4. Market Turning Point

● Behind the large number of tokens going to zero is a profound structural change the cryptocurrency market is undergoing. As Chris Kuiper, Vice President of Research at Fidelity Digital Assets, pointed out: “The structure and categories of investors are undergoing a complete transformation.”

● This transformation means that funds are no longer blindly chasing every new project but are more rationally flowing towards assets with real value and clear use cases. The market is transitioning from a "casino narrative" to a "utility narrative."

● The traditional four-year cycle of Bitcoin may be changing. Some investors believe that with the involvement of sovereign nations and institutional funds, the traditional four-year cycle of cryptocurrencies may have come to an end, and the market may be entering a super cycle where bull markets last for years.

5. Token Classification

In the wave of tokens going to zero, different categories of projects exhibit significant survival differences. According to market analysis, cryptocurrency projects can be classified into several categories:

Meme coins and speculative tokens have become the hardest hit by the wave of zeroes. These tokens typically have no real use and rely entirely on community speculation and market sentiment, quickly going to zero when the hype fades.

Public chains and Layer 2 projects lacking innovation also face severe challenges. Over 50 other L2 projects experienced a 61% decline in users in 2025, becoming "zombie chains."

● In contrast, projects with actual cash flow and utility show stronger survival capabilities. The market valuation logic is returning to revenue-based metrics, with those directly owning users and generating cash flow—wallets, front-end applications, and super applications—expected to have valuations that surpass underlying infrastructure.

6. Future of the Industry

● The crypto industry stands at a critical juncture, transitioning from "speculation-driven" to "systematic value integration." Multiple institutions predict that 2026 will be a key turning point for the crypto industry, shifting from retail speculation to institutional dominance.

Bitcoin's position will be further solidified, potentially breaking the traditional four-year cycle model. Funds from institutional giants like BlackRock and Fidelity will operate through compliant DeFi channels, introducing trillions in liquidity to the on-chain world.

● Market differentiation will become more pronounced. Chris Kuiper, Vice President of Research at Fidelity Digital Assets, stated: “Traditional fund managers and investors have begun purchasing Bitcoin and other digital assets, but in terms of the scale of funds they may bring into this space, we have only scratched the surface.”

● For most ordinary investors, this means that investment strategies need to be adjusted. Institutions recommend adopting a dollar-cost averaging strategy to allocate Bitcoin alongside mainstream assets, focusing on DeFi protocols and stablecoin applications with actual revenue, and avoiding chasing high FDV projects with no returns.

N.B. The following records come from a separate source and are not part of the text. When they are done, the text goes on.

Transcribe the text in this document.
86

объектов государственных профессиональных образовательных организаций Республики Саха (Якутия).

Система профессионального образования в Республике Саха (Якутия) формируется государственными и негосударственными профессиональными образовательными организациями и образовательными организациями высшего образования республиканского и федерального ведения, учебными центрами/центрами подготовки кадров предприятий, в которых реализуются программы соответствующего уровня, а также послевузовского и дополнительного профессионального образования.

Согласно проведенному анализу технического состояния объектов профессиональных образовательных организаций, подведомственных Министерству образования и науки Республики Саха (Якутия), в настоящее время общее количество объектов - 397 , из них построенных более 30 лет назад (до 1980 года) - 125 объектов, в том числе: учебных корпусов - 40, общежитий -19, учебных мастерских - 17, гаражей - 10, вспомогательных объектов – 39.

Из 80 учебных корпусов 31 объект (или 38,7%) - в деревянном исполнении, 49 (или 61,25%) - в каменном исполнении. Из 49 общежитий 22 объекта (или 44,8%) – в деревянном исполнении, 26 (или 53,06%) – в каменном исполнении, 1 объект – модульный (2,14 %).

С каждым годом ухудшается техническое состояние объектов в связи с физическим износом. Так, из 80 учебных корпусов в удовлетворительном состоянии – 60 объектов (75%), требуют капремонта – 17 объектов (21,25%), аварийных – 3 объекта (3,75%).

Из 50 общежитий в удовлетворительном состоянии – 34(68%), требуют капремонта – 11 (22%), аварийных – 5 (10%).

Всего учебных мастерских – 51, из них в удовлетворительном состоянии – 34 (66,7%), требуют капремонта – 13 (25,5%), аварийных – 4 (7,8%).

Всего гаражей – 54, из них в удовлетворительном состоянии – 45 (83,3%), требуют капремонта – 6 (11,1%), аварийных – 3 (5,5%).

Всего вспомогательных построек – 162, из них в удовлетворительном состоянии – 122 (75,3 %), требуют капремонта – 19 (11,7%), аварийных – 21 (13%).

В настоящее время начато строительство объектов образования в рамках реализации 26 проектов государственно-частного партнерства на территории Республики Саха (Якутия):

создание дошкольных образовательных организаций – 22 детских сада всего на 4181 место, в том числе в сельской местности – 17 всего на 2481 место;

The explosive growth of cryptocurrency projects from 428,000 to nearly 20.2 million is rapidly contracting. More than half of the tokens have gone to zero, with an astonishing 11.6 million occurring in 2025 alone.

The market landscape is undergoing fundamental changes driven by policy recognition and institutional funds. These digital assets, once only in the sights of tech geeks and speculators, are being redefined as tools for value storage and financial infrastructure.

As market participants in 2026 review their portfolios, a harsh and clear screening criterion has emerged: tokens without actual utility and cash flow are likely to become the next digital tombstones on the list of those that went to zero.